The whistles startled the men, but the stones did more than startle. The man who was moving toward her yelped with pain as a stone landed soundly on his thigh; another stone hit

the upper arm of a second man with a similar response. Both men grabbed their bodies at the points of impact.

“How in Mother’s Underworld did she do that?” the first man said angrily. Then looking at the men he said, “Don’t let her get away. I want to give her something back for that.”

In the meantime Ayla had reached for her spear-thrower and armed it with a spear that was aimed at the first man. A voice came from the other side of the stand of trees.

“Just be glad she didn’t aim for your head, or you’d be walking the next world now. She just killed a hyena with one of her stones.”

The men turned to face a tall blond man who had a spear in another one of those strange devices aimed at them. He had spoken Zelandonii, but he too had an accent, not the same as the woman’s but as though he came from some distance.

“Let’s get away from here,” another man said, and started running.

“Stop him, Wolf!” Ayla commanded.

Suddenly a large wolf they hadn’t seen raced after the man. He grabbed an ankle with his teeth and brought him down, then stood over him snarling.

“Anyone else feel like running away?” Jondalar said. He looked the four men over and quickly summed up the situation. “I have a feeling you’ve been causing lots of trouble around here. I think we need to bring you to the nearest Cave and see what they think.”

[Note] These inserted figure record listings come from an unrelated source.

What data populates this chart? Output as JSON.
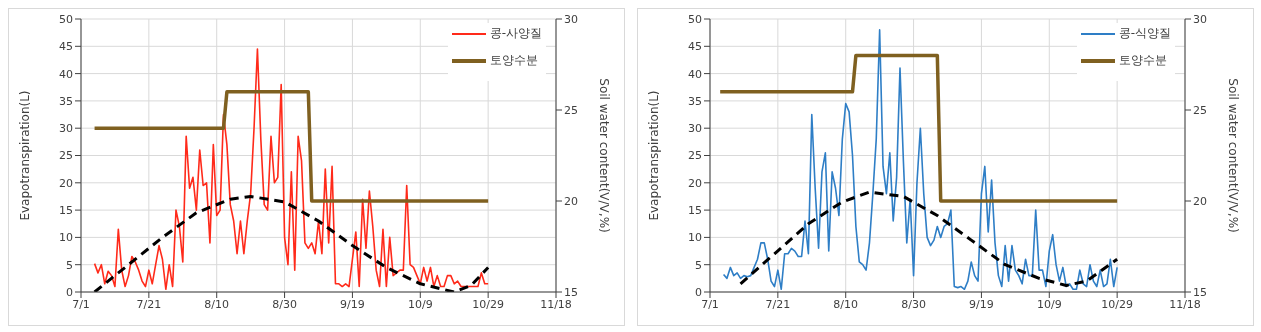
{
  "chart_data": [
    {
      "type": "line",
      "xlabel": null,
      "ylabel": "Evapotranspiration(L)",
      "y2label": "Soil water content(V/V,%)",
      "grid": true,
      "legend": "top right",
      "marker": "none",
      "xlim": [
        "--07-01",
        "--11-18"
      ],
      "xticks": [
        {
          "value": "--07-01",
          "label": "7/1"
        },
        {
          "value": "--07-21",
          "label": "7/21"
        },
        {
          "value": "--08-10",
          "label": "8/10"
        },
        {
          "value": "--08-30",
          "label": "8/30"
        },
        {
          "value": "--09-19",
          "label": "9/19"
        },
        {
          "value": "--10-09",
          "label": "10/9"
        },
        {
          "value": "--10-29",
          "label": "10/29"
        },
        {
          "value": "--11-18",
          "label": "11/18"
        }
      ],
      "ylim": [
        0,
        50
      ],
      "yticks": [
        0,
        5,
        10,
        15,
        20,
        25,
        30,
        35,
        40,
        45,
        50
      ],
      "y2lim": [
        15,
        30
      ],
      "y2ticks": [
        15,
        20,
        25,
        30
      ],
      "x": [
        "--07-05",
        "--07-06",
        "--07-07",
        "--07-08",
        "--07-09",
        "--07-10",
        "--07-11",
        "--07-12",
        "--07-13",
        "--07-14",
        "--07-15",
        "--07-16",
        "--07-17",
        "--07-18",
        "--07-19",
        "--07-20",
        "--07-21",
        "--07-22",
        "--07-23",
        "--07-24",
        "--07-25",
        "--07-26",
        "--07-27",
        "--07-28",
        "--07-29",
        "--07-30",
        "--07-31",
        "--08-01",
        "--08-02",
        "--08-03",
        "--08-04",
        "--08-05",
        "--08-06",
        "--08-07",
        "--08-08",
        "--08-09",
        "--08-10",
        "--08-11",
        "--08-12",
        "--08-13",
        "--08-14",
        "--08-15",
        "--08-16",
        "--08-17",
        "--08-18",
        "--08-19",
        "--08-20",
        "--08-21",
        "--08-22",
        "--08-23",
        "--08-24",
        "--08-25",
        "--08-26",
        "--08-27",
        "--08-28",
        "--08-29",
        "--08-30",
        "--08-31",
        "--09-01",
        "--09-02",
        "--09-03",
        "--09-04",
        "--09-05",
        "--09-06",
        "--09-07",
        "--09-08",
        "--09-09",
        "--09-10",
        "--09-11",
        "--09-12",
        "--09-13",
        "--09-14",
        "--09-15",
        "--09-16",
        "--09-17",
        "--09-18",
        "--09-19",
        "--09-20",
        "--09-21",
        "--09-22",
        "--09-23",
        "--09-24",
        "--09-25",
        "--09-26",
        "--09-27",
        "--09-28",
        "--09-29",
        "--09-30",
        "--10-01",
        "--10-02",
        "--10-03",
        "--10-04",
        "--10-05",
        "--10-06",
        "--10-07",
        "--10-08",
        "--10-09",
        "--10-10",
        "--10-11",
        "--10-12",
        "--10-13",
        "--10-14",
        "--10-15",
        "--10-16",
        "--10-17",
        "--10-18",
        "--10-19",
        "--10-20",
        "--10-21",
        "--10-22",
        "--10-23",
        "--10-24",
        "--10-25",
        "--10-26",
        "--10-27",
        "--10-28",
        "--10-29"
      ],
      "series": [
        {
          "name": "콩-사양질",
          "color": "#ff2a1a",
          "values": [
            5.2,
            3.5,
            5,
            1.5,
            3.8,
            3,
            1,
            11.5,
            4,
            1,
            3,
            6.5,
            5.5,
            4,
            2,
            1,
            4,
            1.5,
            5,
            8.5,
            6,
            0.5,
            5,
            1,
            15,
            12,
            5.5,
            28.5,
            19,
            21,
            15,
            26,
            19.5,
            20,
            9,
            27,
            14,
            15,
            32.5,
            27,
            16,
            13,
            7,
            13,
            7,
            13,
            18,
            30,
            44.5,
            28,
            16,
            15,
            28.5,
            20,
            21,
            38,
            10,
            5,
            22,
            4,
            28.5,
            24,
            9,
            8,
            9,
            7,
            13,
            7,
            22.5,
            9,
            23,
            1.5,
            1.5,
            1,
            1.5,
            1,
            6,
            11,
            1,
            17,
            8,
            18.5,
            12,
            4,
            1,
            11.5,
            1,
            10,
            3,
            3.5,
            4,
            4,
            19.5,
            5,
            4.5,
            3,
            1.5,
            4.5,
            2,
            4.5,
            1,
            3,
            1,
            1,
            3,
            3,
            1.5,
            2,
            1,
            1,
            1,
            1,
            1,
            1,
            3.5,
            1.5,
            1.5
          ]
        },
        {
          "name": "토양수분",
          "axis": "y2",
          "color": "#7f6020",
          "x": [
            "--07-05",
            "--08-12",
            "--08-13",
            "--09-06",
            "--09-07",
            "--10-29"
          ],
          "values": [
            24,
            24,
            26,
            26,
            20,
            20
          ]
        },
        {
          "color": "#000000",
          "line_style": "dashed",
          "x": [
            "--07-05",
            "--07-15",
            "--07-25",
            "--08-04",
            "--08-14",
            "--08-20",
            "--08-30",
            "--09-09",
            "--09-19",
            "--09-29",
            "--10-09",
            "--10-19",
            "--10-24",
            "--10-29"
          ],
          "values": [
            0,
            5,
            10,
            14.5,
            17,
            17.5,
            16.5,
            13,
            8.5,
            4.5,
            1.5,
            0,
            1.2,
            4.5
          ]
        }
      ]
    },
    {
      "type": "line",
      "ylabel": "Evapotranspiration(L)",
      "y2label": "Soil water content(V/V,%)",
      "grid": true,
      "legend": "top right",
      "marker": "none",
      "xlim": [
        "--07-01",
        "--11-18"
      ],
      "xticks": [
        {
          "value": "--07-01",
          "label": "7/1"
        },
        {
          "value": "--07-21",
          "label": "7/21"
        },
        {
          "value": "--08-10",
          "label": "8/10"
        },
        {
          "value": "--08-30",
          "label": "8/30"
        },
        {
          "value": "--09-19",
          "label": "9/19"
        },
        {
          "value": "--10-09",
          "label": "10/9"
        },
        {
          "value": "--10-29",
          "label": "10/29"
        },
        {
          "value": "--11-18",
          "label": "11/18"
        }
      ],
      "ylim": [
        0,
        50
      ],
      "yticks": [
        0,
        5,
        10,
        15,
        20,
        25,
        30,
        35,
        40,
        45,
        50
      ],
      "y2lim": [
        15,
        30
      ],
      "y2ticks": [
        15,
        20,
        25,
        30
      ],
      "x": [
        "--07-05",
        "--07-06",
        "--07-07",
        "--07-08",
        "--07-09",
        "--07-10",
        "--07-11",
        "--07-12",
        "--07-13",
        "--07-14",
        "--07-15",
        "--07-16",
        "--07-17",
        "--07-18",
        "--07-19",
        "--07-20",
        "--07-21",
        "--07-22",
        "--07-23",
        "--07-24",
        "--07-25",
        "--07-26",
        "--07-27",
        "--07-28",
        "--07-29",
        "--07-30",
        "--07-31",
        "--08-01",
        "--08-02",
        "--08-03",
        "--08-04",
        "--08-05",
        "--08-06",
        "--08-07",
        "--08-08",
        "--08-09",
        "--08-10",
        "--08-11",
        "--08-12",
        "--08-13",
        "--08-14",
        "--08-15",
        "--08-16",
        "--08-17",
        "--08-18",
        "--08-19",
        "--08-20",
        "--08-21",
        "--08-22",
        "--08-23",
        "--08-24",
        "--08-25",
        "--08-26",
        "--08-27",
        "--08-28",
        "--08-29",
        "--08-30",
        "--08-31",
        "--09-01",
        "--09-02",
        "--09-03",
        "--09-04",
        "--09-05",
        "--09-06",
        "--09-07",
        "--09-08",
        "--09-09",
        "--09-10",
        "--09-11",
        "--09-12",
        "--09-13",
        "--09-14",
        "--09-15",
        "--09-16",
        "--09-17",
        "--09-18",
        "--09-19",
        "--09-20",
        "--09-21",
        "--09-22",
        "--09-23",
        "--09-24",
        "--09-25",
        "--09-26",
        "--09-27",
        "--09-28",
        "--09-29",
        "--09-30",
        "--10-01",
        "--10-02",
        "--10-03",
        "--10-04",
        "--10-05",
        "--10-06",
        "--10-07",
        "--10-08",
        "--10-09",
        "--10-10",
        "--10-11",
        "--10-12",
        "--10-13",
        "--10-14",
        "--10-15",
        "--10-16",
        "--10-17",
        "--10-18",
        "--10-19",
        "--10-20",
        "--10-21",
        "--10-22",
        "--10-23",
        "--10-24",
        "--10-25",
        "--10-26",
        "--10-27",
        "--10-28",
        "--10-29"
      ],
      "series": [
        {
          "name": "콩-식양질",
          "color": "#2e7ec6",
          "values": [
            3.2,
            2.5,
            4.5,
            3,
            3.5,
            2.5,
            3,
            2.8,
            3,
            4.5,
            6,
            9,
            9,
            6,
            2,
            1,
            4,
            0.5,
            7,
            7,
            8,
            7.5,
            6.5,
            6.5,
            13,
            7,
            32.5,
            19,
            8,
            22,
            25.5,
            7.5,
            22,
            19,
            14,
            28,
            34.5,
            33,
            25,
            12,
            5.5,
            5,
            4,
            9,
            18,
            28,
            48,
            23,
            18,
            25.5,
            13,
            21,
            41,
            24,
            9,
            17,
            3,
            20,
            30,
            18,
            10,
            8.5,
            9.5,
            12,
            10,
            12,
            12.5,
            15,
            1,
            0.8,
            1,
            0.5,
            2,
            5.5,
            3,
            2,
            18,
            23,
            11,
            20.5,
            9,
            3,
            1,
            8.5,
            2,
            8.5,
            4,
            3,
            1.5,
            6,
            3,
            3,
            15,
            4,
            4,
            1,
            7.5,
            10.5,
            5,
            2,
            4.5,
            1,
            1.5,
            0.5,
            0.5,
            4,
            1.5,
            1,
            5,
            2,
            1,
            4,
            1,
            1.5,
            6,
            1,
            4.5
          ]
        },
        {
          "name": "토양수분",
          "axis": "y2",
          "color": "#7f6020",
          "x": [
            "--07-04",
            "--08-12",
            "--08-13",
            "--09-06",
            "--09-07",
            "--10-29"
          ],
          "values": [
            26,
            26,
            28,
            28,
            20,
            20
          ]
        },
        {
          "color": "#000000",
          "line_style": "dashed",
          "x": [
            "--07-10",
            "--07-20",
            "--07-30",
            "--08-09",
            "--08-17",
            "--08-27",
            "--09-06",
            "--09-16",
            "--09-26",
            "--10-06",
            "--10-14",
            "--10-20",
            "--10-29"
          ],
          "values": [
            1.5,
            7,
            12.5,
            16.5,
            18.3,
            17.5,
            14,
            9.5,
            5,
            2.5,
            1.2,
            2,
            6
          ]
        }
      ]
    }
  ]
}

With Wolf nearby, he took away the few spears they had among them, and their knives. They weren’t used to being compelled to doing anything they didn’t want to, but when they resisted, Ayla set Wolf on them again. None of them felt like going against the snarling beast. As they started walking, Wolf herded them, nipping at their heels and snarling. With Ayla on the back of her dun-yellow mare on one side of them and Jondalar on his dark brown stallion on the other, they had little chance to go anyplace but where they were led.

At one point along the way, two of the men decided to make a break for it running in different directions. Jondalar’s spear whizzed just past the ear of the man who appeared to be the leader and stopped him short. Ayla’s caught a flap of loose clothing of the other man and the momentum unbalanced him and brought him down to the ground.